Zoe is a complex character, as I said before too, and Ali Khan just doesn’t have it in her to be able to pull of her complexity, given Imtiaz Ali’s weak writing. When Deepika Padukone had played Ali’s Meera in the 2009 film, she was very raw too, but there was something about her (maybe the zeal to push through opportunities) that made Meera so loveable. Zoe is a far cry from loveable.
What’s even worse is their chemistry – because there is none. The best moment in the film (of course apart from the end credits rolling) is when Raghu and Leena break out into a breakdance-y dance. And the worst is when Zoe and Veer have a fight while they’re at dinner at his parents house (who are supposedly very rich but drink Sula Wine. Is this because they don’t have taste or do they not know good wine?).

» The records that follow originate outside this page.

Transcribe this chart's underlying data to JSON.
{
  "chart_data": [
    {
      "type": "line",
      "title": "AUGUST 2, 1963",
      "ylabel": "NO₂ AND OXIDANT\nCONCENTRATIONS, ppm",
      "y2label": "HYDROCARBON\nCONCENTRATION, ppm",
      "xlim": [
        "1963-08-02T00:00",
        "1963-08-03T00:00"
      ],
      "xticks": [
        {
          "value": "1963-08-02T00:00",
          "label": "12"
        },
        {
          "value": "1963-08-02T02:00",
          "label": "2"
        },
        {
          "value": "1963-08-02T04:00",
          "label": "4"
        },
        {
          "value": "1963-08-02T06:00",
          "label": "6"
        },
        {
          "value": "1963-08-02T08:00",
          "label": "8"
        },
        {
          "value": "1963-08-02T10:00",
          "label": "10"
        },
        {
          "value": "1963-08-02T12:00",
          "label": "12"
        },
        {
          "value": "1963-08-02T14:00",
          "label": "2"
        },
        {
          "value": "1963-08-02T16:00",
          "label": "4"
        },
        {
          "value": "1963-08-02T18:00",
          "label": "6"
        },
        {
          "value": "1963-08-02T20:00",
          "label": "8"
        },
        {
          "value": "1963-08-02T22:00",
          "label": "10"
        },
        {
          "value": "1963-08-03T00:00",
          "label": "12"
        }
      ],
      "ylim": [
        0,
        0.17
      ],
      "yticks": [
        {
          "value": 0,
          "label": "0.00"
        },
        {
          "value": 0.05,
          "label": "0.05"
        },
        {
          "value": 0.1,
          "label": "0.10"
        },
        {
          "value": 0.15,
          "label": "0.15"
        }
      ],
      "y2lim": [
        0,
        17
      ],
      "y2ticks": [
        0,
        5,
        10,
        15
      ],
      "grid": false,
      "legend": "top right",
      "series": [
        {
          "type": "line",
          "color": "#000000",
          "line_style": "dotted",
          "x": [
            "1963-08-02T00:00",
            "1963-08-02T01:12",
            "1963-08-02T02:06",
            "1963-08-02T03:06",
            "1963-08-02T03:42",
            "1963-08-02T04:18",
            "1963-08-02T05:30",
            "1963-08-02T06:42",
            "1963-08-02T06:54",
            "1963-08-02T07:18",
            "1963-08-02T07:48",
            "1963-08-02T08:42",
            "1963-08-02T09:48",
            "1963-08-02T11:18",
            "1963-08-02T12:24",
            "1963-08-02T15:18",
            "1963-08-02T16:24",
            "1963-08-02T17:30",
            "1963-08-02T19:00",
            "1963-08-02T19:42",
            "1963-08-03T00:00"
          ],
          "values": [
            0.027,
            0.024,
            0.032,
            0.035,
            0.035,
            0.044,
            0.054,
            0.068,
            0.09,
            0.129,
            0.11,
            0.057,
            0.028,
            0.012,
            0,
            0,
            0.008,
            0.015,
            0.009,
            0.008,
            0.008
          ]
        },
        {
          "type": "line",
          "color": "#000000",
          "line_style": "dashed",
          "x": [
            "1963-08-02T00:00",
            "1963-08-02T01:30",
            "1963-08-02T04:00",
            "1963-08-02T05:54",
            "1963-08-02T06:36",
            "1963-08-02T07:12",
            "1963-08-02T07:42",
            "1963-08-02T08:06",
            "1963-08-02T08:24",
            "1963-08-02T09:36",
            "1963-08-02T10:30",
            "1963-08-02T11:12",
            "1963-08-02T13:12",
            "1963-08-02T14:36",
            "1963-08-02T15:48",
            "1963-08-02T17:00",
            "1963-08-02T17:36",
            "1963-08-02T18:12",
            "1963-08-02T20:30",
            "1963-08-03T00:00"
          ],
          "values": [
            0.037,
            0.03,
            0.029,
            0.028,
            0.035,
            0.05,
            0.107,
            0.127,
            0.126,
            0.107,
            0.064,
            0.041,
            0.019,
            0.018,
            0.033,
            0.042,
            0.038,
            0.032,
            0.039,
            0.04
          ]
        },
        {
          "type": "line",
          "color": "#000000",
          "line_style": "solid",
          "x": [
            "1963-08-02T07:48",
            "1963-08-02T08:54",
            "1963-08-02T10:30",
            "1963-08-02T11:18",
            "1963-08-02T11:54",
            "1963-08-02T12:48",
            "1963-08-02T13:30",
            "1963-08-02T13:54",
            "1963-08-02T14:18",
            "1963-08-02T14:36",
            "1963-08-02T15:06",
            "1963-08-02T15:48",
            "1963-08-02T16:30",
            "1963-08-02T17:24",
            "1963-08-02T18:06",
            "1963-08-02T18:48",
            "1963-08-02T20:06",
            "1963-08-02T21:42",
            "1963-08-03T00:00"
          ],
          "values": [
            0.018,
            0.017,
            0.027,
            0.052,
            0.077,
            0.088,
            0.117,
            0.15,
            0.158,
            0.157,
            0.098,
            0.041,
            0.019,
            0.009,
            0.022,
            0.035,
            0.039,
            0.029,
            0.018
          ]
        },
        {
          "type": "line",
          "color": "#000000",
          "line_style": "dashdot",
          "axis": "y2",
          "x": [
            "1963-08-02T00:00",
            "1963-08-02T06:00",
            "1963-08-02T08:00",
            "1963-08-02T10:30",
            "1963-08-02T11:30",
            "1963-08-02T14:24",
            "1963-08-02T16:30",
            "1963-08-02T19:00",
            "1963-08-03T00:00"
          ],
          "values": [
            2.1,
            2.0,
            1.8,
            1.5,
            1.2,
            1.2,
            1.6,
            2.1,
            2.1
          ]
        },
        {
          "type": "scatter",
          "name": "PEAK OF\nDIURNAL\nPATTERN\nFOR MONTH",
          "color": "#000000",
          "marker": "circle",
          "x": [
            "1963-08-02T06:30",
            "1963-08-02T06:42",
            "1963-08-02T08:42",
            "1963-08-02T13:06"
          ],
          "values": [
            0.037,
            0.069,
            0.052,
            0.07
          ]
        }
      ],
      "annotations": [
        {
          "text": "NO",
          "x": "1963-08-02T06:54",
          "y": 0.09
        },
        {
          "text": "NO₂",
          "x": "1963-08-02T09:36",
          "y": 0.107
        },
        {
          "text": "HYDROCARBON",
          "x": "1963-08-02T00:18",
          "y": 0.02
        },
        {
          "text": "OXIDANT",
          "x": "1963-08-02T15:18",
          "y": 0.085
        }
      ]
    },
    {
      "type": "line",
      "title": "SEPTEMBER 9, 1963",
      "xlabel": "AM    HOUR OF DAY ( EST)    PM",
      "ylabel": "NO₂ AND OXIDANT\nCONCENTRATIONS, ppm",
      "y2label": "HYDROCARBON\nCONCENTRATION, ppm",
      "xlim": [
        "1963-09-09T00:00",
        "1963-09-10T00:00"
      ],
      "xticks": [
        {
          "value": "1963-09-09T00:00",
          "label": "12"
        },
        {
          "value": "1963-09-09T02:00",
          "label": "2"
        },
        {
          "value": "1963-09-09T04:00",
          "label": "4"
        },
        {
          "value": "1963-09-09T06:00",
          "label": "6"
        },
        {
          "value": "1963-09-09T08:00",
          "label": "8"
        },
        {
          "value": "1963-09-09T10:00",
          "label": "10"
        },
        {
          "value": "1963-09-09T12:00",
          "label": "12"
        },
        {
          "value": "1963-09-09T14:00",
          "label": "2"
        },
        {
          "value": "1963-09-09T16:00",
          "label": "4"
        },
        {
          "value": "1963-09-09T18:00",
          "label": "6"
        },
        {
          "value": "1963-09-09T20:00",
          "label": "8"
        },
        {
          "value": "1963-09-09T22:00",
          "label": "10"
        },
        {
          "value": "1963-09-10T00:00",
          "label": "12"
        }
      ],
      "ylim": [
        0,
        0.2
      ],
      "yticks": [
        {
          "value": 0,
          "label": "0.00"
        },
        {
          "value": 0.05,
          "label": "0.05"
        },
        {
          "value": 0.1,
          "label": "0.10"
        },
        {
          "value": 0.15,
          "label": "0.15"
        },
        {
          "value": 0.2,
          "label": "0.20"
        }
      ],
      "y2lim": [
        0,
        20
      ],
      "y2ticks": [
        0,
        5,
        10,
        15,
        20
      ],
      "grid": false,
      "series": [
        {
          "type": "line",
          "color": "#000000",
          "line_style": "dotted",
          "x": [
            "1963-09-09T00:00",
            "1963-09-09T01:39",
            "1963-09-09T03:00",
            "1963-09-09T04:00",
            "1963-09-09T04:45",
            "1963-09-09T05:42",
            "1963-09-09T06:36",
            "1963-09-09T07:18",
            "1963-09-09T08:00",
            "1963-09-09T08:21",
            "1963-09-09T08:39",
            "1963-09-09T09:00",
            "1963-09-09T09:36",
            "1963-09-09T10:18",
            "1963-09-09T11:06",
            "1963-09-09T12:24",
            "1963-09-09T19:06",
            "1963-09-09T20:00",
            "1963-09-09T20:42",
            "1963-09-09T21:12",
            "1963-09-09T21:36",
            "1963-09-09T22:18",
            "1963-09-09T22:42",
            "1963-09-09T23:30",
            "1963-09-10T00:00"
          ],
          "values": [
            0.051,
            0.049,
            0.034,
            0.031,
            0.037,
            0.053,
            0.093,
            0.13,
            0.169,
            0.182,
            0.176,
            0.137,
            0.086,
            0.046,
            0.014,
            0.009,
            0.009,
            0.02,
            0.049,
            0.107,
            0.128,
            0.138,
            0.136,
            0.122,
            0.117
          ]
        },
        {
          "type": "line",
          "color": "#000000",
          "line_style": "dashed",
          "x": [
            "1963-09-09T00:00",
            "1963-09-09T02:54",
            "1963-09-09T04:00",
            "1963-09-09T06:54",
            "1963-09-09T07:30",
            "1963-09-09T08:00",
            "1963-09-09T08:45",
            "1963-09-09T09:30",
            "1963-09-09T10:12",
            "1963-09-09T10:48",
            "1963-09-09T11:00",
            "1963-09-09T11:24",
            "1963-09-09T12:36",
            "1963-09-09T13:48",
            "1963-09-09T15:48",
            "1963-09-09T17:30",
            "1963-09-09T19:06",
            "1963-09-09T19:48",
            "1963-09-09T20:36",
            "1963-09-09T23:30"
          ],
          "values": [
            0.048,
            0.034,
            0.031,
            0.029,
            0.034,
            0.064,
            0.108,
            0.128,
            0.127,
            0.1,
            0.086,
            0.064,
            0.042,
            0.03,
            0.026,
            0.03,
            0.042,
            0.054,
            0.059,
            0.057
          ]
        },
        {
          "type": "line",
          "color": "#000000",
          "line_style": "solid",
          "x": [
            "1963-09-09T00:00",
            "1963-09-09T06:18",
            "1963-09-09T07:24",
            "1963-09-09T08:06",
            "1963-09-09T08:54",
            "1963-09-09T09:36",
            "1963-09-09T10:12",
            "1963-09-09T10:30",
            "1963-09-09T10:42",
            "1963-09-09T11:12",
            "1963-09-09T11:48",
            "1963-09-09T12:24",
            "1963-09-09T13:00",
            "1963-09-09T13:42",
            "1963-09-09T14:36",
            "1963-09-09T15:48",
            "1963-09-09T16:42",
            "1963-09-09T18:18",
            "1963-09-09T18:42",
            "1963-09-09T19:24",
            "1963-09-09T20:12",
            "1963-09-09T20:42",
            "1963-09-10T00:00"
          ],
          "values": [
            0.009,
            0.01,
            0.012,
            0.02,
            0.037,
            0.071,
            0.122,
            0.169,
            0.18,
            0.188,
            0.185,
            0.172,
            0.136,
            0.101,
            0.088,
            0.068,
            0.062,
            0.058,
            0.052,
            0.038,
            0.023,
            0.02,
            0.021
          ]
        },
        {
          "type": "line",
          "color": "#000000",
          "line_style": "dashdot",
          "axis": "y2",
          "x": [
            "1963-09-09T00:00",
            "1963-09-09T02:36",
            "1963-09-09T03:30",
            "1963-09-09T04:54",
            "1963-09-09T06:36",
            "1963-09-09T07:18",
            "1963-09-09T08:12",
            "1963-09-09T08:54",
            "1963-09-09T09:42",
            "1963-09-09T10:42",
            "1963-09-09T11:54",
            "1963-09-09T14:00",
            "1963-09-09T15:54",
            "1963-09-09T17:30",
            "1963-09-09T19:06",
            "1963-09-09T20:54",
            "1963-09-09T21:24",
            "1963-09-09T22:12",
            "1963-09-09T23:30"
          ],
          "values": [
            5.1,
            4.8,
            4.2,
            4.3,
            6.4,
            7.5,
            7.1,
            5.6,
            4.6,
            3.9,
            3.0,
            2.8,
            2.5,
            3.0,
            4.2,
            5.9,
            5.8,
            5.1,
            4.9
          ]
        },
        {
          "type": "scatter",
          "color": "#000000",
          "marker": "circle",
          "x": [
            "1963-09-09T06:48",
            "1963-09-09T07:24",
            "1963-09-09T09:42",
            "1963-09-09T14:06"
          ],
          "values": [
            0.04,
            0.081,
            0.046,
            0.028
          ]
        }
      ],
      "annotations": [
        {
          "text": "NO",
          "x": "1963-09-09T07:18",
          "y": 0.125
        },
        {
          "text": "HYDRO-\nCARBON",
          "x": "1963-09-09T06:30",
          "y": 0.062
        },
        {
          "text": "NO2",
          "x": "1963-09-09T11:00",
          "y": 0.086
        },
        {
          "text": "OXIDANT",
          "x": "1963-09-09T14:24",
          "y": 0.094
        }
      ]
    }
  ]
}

So in a film where the leads can’t act, all the burden falls on the supporting cast – led by Randeep Hooda and debutante Aarushi Sharma, both of whom are lovely in their sequences. As Raj, Hooda shows all of his skills as an actor, but he’s wasted in that role. Maybe if he was Veer, this film would’ve been a different film altogether. Sharma plays Leena, and lends her a certain dignified grace. She’s confident in her performance, and that’s perhaps what Ali Khan lacks. Or maybe the latter is just too confident.

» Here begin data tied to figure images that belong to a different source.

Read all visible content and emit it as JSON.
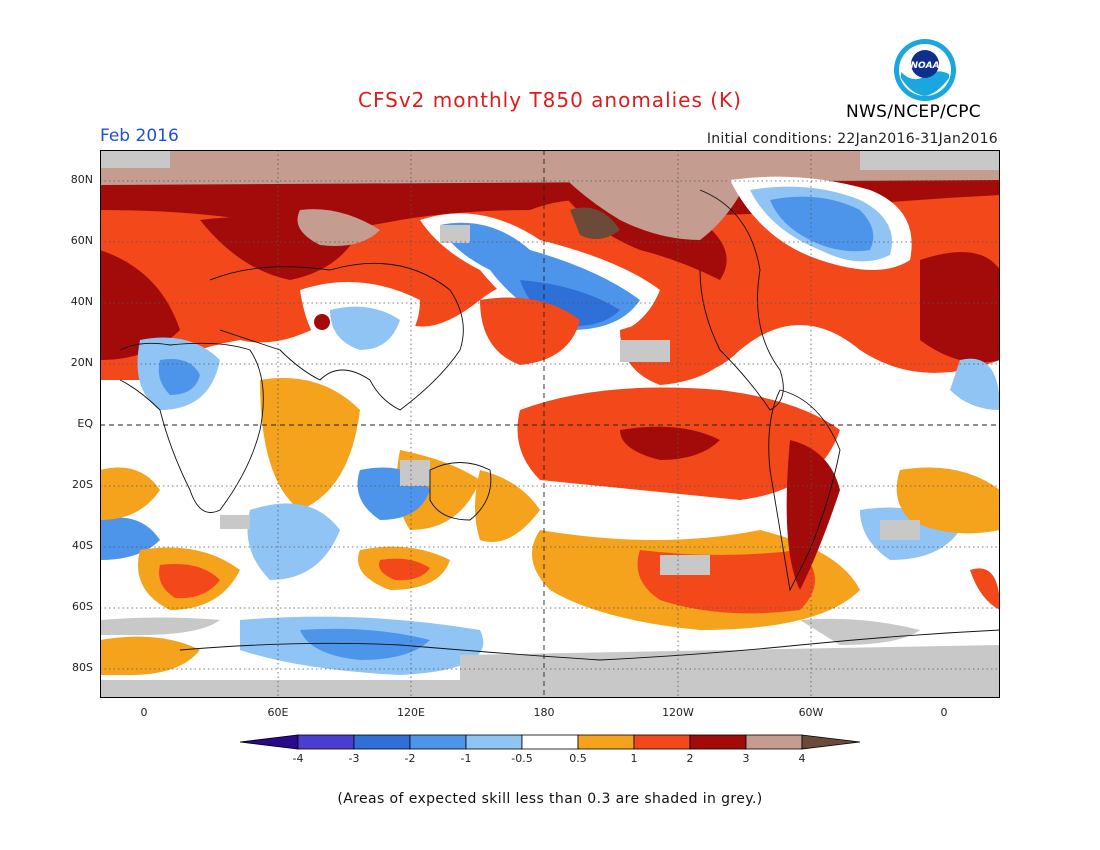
{
  "header": {
    "title": "CFSv2 monthly T850 anomalies (K)",
    "month": "Feb 2016",
    "initial_conditions": "Initial conditions: 22Jan2016-31Jan2016",
    "agency": "NWS/NCEP/CPC",
    "logo_text": "NOAA"
  },
  "map": {
    "lat_labels": [
      "80N",
      "60N",
      "40N",
      "20N",
      "EQ",
      "20S",
      "40S",
      "60S",
      "80S"
    ],
    "lon_labels": [
      "0",
      "60E",
      "120E",
      "180",
      "120W",
      "60W",
      "0"
    ]
  },
  "colorbar": {
    "labels": [
      "-4",
      "-3",
      "-2",
      "-1",
      "-0.5",
      "0.5",
      "1",
      "2",
      "3",
      "4"
    ],
    "colors": [
      "#2a0a8c",
      "#4a3ed0",
      "#2e6fd8",
      "#4d95ea",
      "#8fc4f5",
      "#ffffff",
      "#f5a21c",
      "#f2481a",
      "#a30b0b",
      "#c49c90",
      "#6b4a3a"
    ],
    "low_skill_color": "#c8c8c8"
  },
  "footnote": "(Areas of expected skill less than 0.3 are shaded in grey.)"
}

Though the music of both the films is by Pritam, the first one stands as a genius in itself while the second is, for the lack of a better word, boring. So, basically, there’s almost nothing in the film that absolutely stands out, except Aarushi Sharma.
All in all, Imtiaz Ali’s Love Aaj Kal is perhaps worse than what I thought could be his worst – Jab Harry Met Sejal. Even though there was nothing for Shah Rukh Khan and Anushka Sharma to tap into, in that film, they performed decently on screen. At least there was that. In Love Aaj Kal, there is absolutely nothing one might want to watch (again, except Aarushi Sharma and a very wasted Randeep Hooda). If I made a list of “Worst Films of 2020” by the end of this year, I’m sure Love Aaj Kal will be on it.
One thing that I have to mention, is that in one scene Aaryan’s Veer has to go to the “Himalayas” and when Ali Khan’s Zoe goes out looking for him, she almost know where he is. The HIMALAYAS is not a particular place, but a mountain range.
How did she know where he was! And that’s what’s wrong with the film the most – there is absolutely no struggle.